I would like to speed up the simulations of polymer dynamics.
So, in our institute we own several GPU and CPU based computers. I installed the CPU and GPU package and ran several tests. It turned out, the CPU computers were quite faster than the GPU units which we own. For this test I choose a simple lennard - jones melt and an polymer system too.
However, among the CPU units the speed of simulation for LJ and polymer systems strongly depends on the number of CPUs and Memory etc.
I know the information is maybe not sufficient but could you give me some advise/ hints/ experience what kind of computer systems would work best for polymer systems and then which and accelerator package to use in lammps ? I would need some advise of state of the art machines e.g. for $100k pls…?
Shall I go with multiple CPUs/ GPUs ? Shall I get as much as possible memory ? Is lammps prefering a special achitecture of the CPUs/ GPUs processor ?
it is near impossible to give a generic recommendation for a given budget without knowing more details about deployment, facilities etc. and investing a significant effort in figuring out for what specific objectives/targets and under which required boundary conditions the machine will have to be used and operated.
for a budget of about $100k you first have to make a decision on whether you want to get a big workstation/desktop style single machine (easy to deploy and manage) or a multi-node cluster (most cost efficient if it can be attached to an existing infrastructure, so you don’t have to invest in extra storage, network, front end etc.).
beyond that, some general remarks.
how much you can speed up a calculation with additional hardware strongly depends on the size of the system and the force field and what other features you are using at the same time. this is independent from whether you use a GPU or CPU based solutions
there is a limit (atoms per CPU or GPU) how far you can parallelize. with GPUs you need a much larger number because a) there is overhead associated with launching GPU kernels, and b) GPUs will not be fully utilized if the number of work units is limited.
not all functionality is fully accelerated for GPUs. even if the force computation can be well accelerated, your parallel performance may be negative impacted by doing time consuming analysis computations
the bottom line:
for a single workstation adding 2-4 compute GPUs is almost always useful (but may be expensive), since you cannot add more CPUs and thus you can get an additional performance boost without having to get a cluster (but you can by now have quite a few CPU cores in a single 4-way main board, so this is not as much of a speedup than it used to be 10 years ago).
for fixed size systems and with no budget limits, the absolute best performance is still only done with CPUs since they have better strong scaling.
everything else is a tradeoff. a high-throughput computing requirement will usually benefit more from GPUs, while an all-CPU machine will give you more balanced performance and flexibility. or in other words, you may not get the same peak performance you could get with GPUs for optimal calculations, but you would get better performance with CPU-only for anything that is not so well accelerated with GPUs.

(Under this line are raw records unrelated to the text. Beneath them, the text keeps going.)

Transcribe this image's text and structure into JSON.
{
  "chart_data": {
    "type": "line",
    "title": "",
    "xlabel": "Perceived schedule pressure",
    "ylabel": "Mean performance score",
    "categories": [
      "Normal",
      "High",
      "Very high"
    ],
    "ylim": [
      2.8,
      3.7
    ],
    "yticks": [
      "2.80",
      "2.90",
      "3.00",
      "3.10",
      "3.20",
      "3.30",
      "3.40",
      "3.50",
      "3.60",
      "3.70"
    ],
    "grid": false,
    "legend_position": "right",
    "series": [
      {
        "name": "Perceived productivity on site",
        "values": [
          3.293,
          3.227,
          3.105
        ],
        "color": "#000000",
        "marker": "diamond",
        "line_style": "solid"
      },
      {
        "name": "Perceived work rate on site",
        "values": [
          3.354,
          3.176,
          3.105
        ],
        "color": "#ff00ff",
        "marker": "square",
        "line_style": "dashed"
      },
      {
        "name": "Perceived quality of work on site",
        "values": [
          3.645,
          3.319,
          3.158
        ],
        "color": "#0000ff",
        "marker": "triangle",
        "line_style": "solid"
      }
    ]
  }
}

with GPUs you also need to keep in mind that professional grade GPUs are significantly more expensive than consumer grade GPUs, but you will be hard pressed to find ways to put consumer grade GPUs into rackmounted cases (except perhaps when looking for gear intended for cryptocurrency mining).
thank you Axel, this was quite helpful… I will discuss with our IT department in more detail now and will take your advise strongly into account…
Michael,
it is near impossible to give a generic recommendation for a given budget without knowing more details about deployment, facilities etc. and investing a significant effort in figuring out for what specific objectives/targets and under which required boundary conditions the machine will have to be used and operated.
for a budget of about $100k you first have to make a decision on whether you want to get a big workstation/desktop style single machine (easy to deploy and manage) or a multi-node cluster (most cost efficient if it can be attached to an existing infrastructure, so you don’t have to invest in extra storage, network, front end etc.).
beyond that, some general remarks.
how much you can speed up a calculation with additional hardware strongly depends on the size of the system and the force field and what other features you are using at the same time. this is independent from whether you use a GPU or CPU based solutions
there is a limit (atoms per CPU or GPU) how far you can parallelize. with GPUs you need a much larger number because a) there is overhead associated with launching GPU kernels, and b) GPUs will not be fully utilized if the number of work units is limited.
not all functionality is fully accelerated for GPUs. even if the force computation can be well accelerated, your parallel performance may be negative impacted by doing time consuming analysis computations
the bottom line:
for a single workstation adding 2-4 compute GPUs is almost always useful (but may be expensive), since you cannot add more CPUs and thus you can get an additional performance boost without having to get a cluster (but you can by now have quite a few CPU cores in a single 4-way main board, so this is not as much of a speedup than it used to be 10 years ago).
for fixed size systems and with no budget limits, the absolute best performance is still only done with CPUs since they have better strong scaling.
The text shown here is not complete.